BAY COUNTY-- Since the scores for last year's Florida Standards Assessments were released a few weeks ago, various groups in the district and state have voiced serious concerns over the state's accountability system.
Now, a local group representing teachers is also joining the call for change.
Denise Hinson, the Vice President for the Association of Bay County Educators, addressed the school board on Tuesday.
While she addressed the board in her organization report, Hinson spoke on behalf of teachers who have reached out to the organization. She said they are frustrated over the scores and say that it's not an accurate representation of teachers or students.
Hinson said she believes some annual contract teachers in particular may be afraid to speak up about how they feel.
She said she, and many others she has talked to, feel that teachers in the public school system have been "under attack."

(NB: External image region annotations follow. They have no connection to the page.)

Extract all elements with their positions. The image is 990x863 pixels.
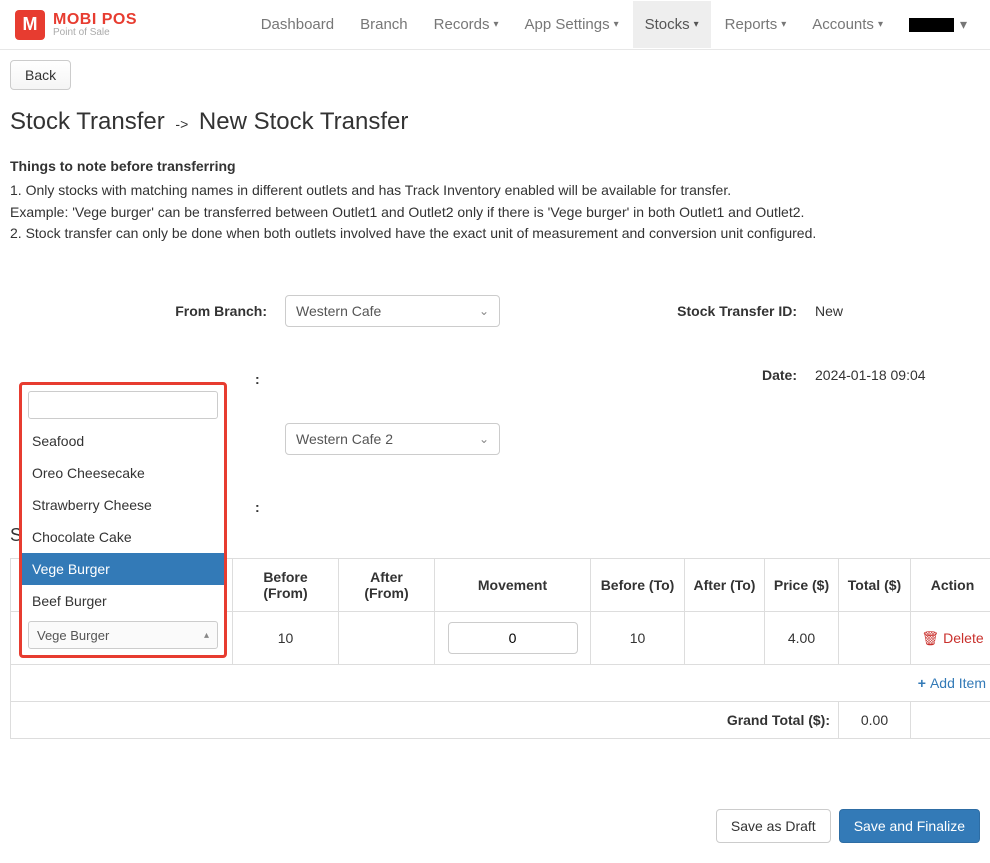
grand-total-action-empty: [911, 702, 990, 739]
obscured-label-tail: :: [255, 371, 260, 387]
date-value: 2024-01-18 09:04: [815, 367, 955, 383]
nav-dashboard[interactable]: Dashboard: [249, 1, 346, 48]
caret-up-icon: ▴: [204, 630, 209, 641]
cell-before-to: 10: [591, 612, 685, 665]
dropdown-option[interactable]: Chocolate Cake: [22, 521, 224, 553]
nav-appsettings[interactable]: App Settings ▾: [513, 1, 631, 48]
transfer-id-value: New: [815, 303, 955, 319]
table-wrapper: Seafood Oreo Cheesecake Strawberry Chees…: [10, 558, 970, 739]
th-after-to: After (To): [685, 559, 765, 612]
cell-before-from: 10: [233, 612, 339, 665]
footer-actions: Save as Draft Save and Finalize: [0, 759, 990, 863]
breadcrumb-current: New Stock Transfer: [199, 108, 408, 135]
item-dropdown-selected-label: Vege Burger: [37, 628, 109, 643]
nav-accounts-label: Accounts: [812, 16, 874, 33]
caret-down-icon: ▾: [960, 16, 967, 33]
from-branch-select[interactable]: Western Cafe ⌄: [285, 295, 500, 327]
movement-input[interactable]: [448, 622, 578, 654]
notes-line: 1. Only stocks with matching names in di…: [10, 180, 980, 202]
item-dropdown-selected-display[interactable]: Vege Burger ▴: [28, 621, 218, 649]
nav-records-label: Records: [434, 16, 490, 33]
nav-dashboard-label: Dashboard: [261, 16, 334, 33]
nav-reports[interactable]: Reports▾: [713, 1, 799, 48]
page-title: Stock Transfer -> New Stock Transfer: [10, 108, 980, 136]
cell-movement: [435, 612, 591, 665]
delete-row-button[interactable]: 🗑Delete: [921, 630, 983, 646]
notes-line: 2. Stock transfer can only be done when …: [10, 223, 980, 245]
delete-label: Delete: [943, 630, 983, 646]
nav-appsettings-label: App Settings: [525, 16, 610, 33]
th-action: Action: [911, 559, 990, 612]
add-item-button[interactable]: +Add Item: [918, 675, 986, 691]
brand-tagline: Point of Sale: [53, 28, 137, 38]
caret-down-icon: ▾: [614, 19, 619, 30]
cell-total: [839, 612, 911, 665]
breadcrumb-root: Stock Transfer: [10, 108, 165, 135]
save-finalize-label: Save and Finalize: [854, 818, 965, 834]
th-total: Total ($): [839, 559, 911, 612]
dropdown-option-highlighted[interactable]: Vege Burger: [22, 553, 224, 585]
nav-menu: Dashboard Branch Records▾ App Settings▾ …: [249, 1, 975, 48]
caret-down-icon: ▾: [878, 19, 883, 30]
dropdown-option[interactable]: Oreo Cheesecake: [22, 457, 224, 489]
breadcrumb-sep: ->: [175, 116, 188, 132]
caret-down-icon: ▾: [781, 19, 786, 30]
th-movement: Movement: [435, 559, 591, 612]
th-before-from: Before (From): [233, 559, 339, 612]
caret-down-icon: ▾: [694, 19, 699, 30]
add-item-row: +Add Item: [11, 665, 990, 702]
navbar: M MOBI POS Point of Sale Dashboard Branc…: [0, 0, 990, 50]
cell-after-from: [339, 612, 435, 665]
save-finalize-button[interactable]: Save and Finalize: [839, 809, 980, 843]
cell-price: 4.00: [765, 612, 839, 665]
nav-user-menu[interactable]: ▾: [897, 1, 975, 48]
th-price: Price ($): [765, 559, 839, 612]
user-redacted: [909, 18, 954, 32]
brand[interactable]: M MOBI POS Point of Sale: [15, 10, 137, 40]
back-label: Back: [25, 67, 56, 83]
trash-icon: 🗑: [921, 630, 939, 646]
cell-after-to: [685, 612, 765, 665]
brand-logo-icon: M: [15, 10, 45, 40]
nav-reports-label: Reports: [725, 16, 778, 33]
dropdown-option[interactable]: Seafood: [22, 425, 224, 457]
date-label: Date:: [660, 367, 815, 383]
plus-icon: +: [918, 675, 926, 691]
nav-records[interactable]: Records ▾: [422, 1, 511, 48]
save-draft-label: Save as Draft: [731, 818, 816, 834]
nav-branch-label: Branch: [360, 16, 408, 33]
transfer-id-label: Stock Transfer ID:: [660, 303, 815, 319]
back-button[interactable]: Back: [10, 60, 71, 90]
from-branch-label: From Branch:: [35, 303, 285, 319]
to-branch-value: Western Cafe 2: [296, 431, 393, 447]
obscured-label-tail: :: [255, 499, 260, 515]
th-after-from: After (From): [339, 559, 435, 612]
nav-accounts[interactable]: Accounts ▾: [800, 1, 895, 48]
nav-branch[interactable]: Branch: [348, 1, 420, 48]
notes-heading: Things to note before transferring: [10, 158, 980, 174]
dropdown-option[interactable]: Strawberry Cheese: [22, 489, 224, 521]
dropdown-option[interactable]: Beef Burger: [22, 585, 224, 617]
brand-name: MOBI POS: [53, 12, 137, 28]
from-branch-value: Western Cafe: [296, 303, 381, 319]
notes-line: Example: 'Vege burger' can be transferre…: [10, 202, 980, 224]
save-draft-button[interactable]: Save as Draft: [716, 809, 831, 843]
chevron-down-icon: ⌄: [479, 432, 489, 446]
th-before-to: Before (To): [591, 559, 685, 612]
nav-stocks[interactable]: Stocks ▾: [633, 1, 711, 48]
item-dropdown-search-input[interactable]: [28, 391, 218, 419]
caret-down-icon: ▾: [494, 19, 499, 30]
chevron-down-icon: ⌄: [479, 304, 489, 318]
grand-total-value: 0.00: [839, 702, 911, 739]
notes-block: Things to note before transferring 1. On…: [10, 158, 980, 245]
add-item-label: Add Item: [930, 675, 986, 691]
item-dropdown-panel: Seafood Oreo Cheesecake Strawberry Chees…: [19, 382, 227, 658]
item-dropdown-list: Seafood Oreo Cheesecake Strawberry Chees…: [22, 425, 224, 617]
nav-stocks-label: Stocks: [645, 16, 690, 33]
to-branch-select[interactable]: Western Cafe 2 ⌄: [285, 423, 500, 455]
cell-action: 🗑Delete: [911, 612, 990, 665]
grand-total-label: Grand Total ($):: [11, 702, 839, 739]
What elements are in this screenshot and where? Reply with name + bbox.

"The negatives are always being thrown at public schools," Hinson said. "You know, what we're not doing, what we're not producing, how we're not doing what we're supposed to be doing. And that's the attack I'm talking about."
Hinson said the ABCE calls on the board, families, lawmakers and everyone in the education system to work on demanding a reform in the accountability process to a place they feel is more accurately representative of students and teachers.
The ABCE isn't the only group to voice concerns over the test. The Florida Association of District School Superintendents also addressed the state Board of Education, stating that as a group, the superintendents lost confidence in the state's ability to administer statewide testing. The state's Parent Teacher Association also filed a similar statement.
The FSA scores from last year won't directly affect students. Teachers, however, and the schools where they work will be evaluated on the scores.
Also during the school board meeting, the board addressed two failed internal audits.
Like any other large business, one of the largest employers in Bay County, the district, is routinely audited. The most recent audit inspected money and data from last year for 15 different Bay County schools.
Deer Point Elementary and CC Washington Elementary both failed their internal audits. An internal accounts auditor found in that both cases, accounting records were not up to date, checks and invoices were not properly logged nor petty cash maintained among other policies that were not followed.
But during the board meeting Chairman Steve Moss, Superintendent Bills Husfelt and other board members expressed that they did not think the mistakes were the result of any ill-will or foul play.
Moss explained that while the audit did not reveal any malicious behavior in regard to money management, he believed that it didn't mean it wasn't worth noting.
"You might think, eh, it's not that big of a deal," Moss said. "But again, when you're dealing with money, and you're dealing with finance, you've gotta make sure you really dot every I, cross every T to make sure you're following those policy and procedures. Because if you don't, it'll get you into big trouble."
Husfelt also said that no money had been taken from either school. He added that he had spoken with the principals involved in to both audits. One of them, in a letter to the district, acknowledged and apologized for what she identified as "sloppy bookkeeping" the previous year.
Both Husfelt and Moss confirmed that the schools and people involved would be correcting their mistakes and getting the proper training to ensure they follow proper protocol.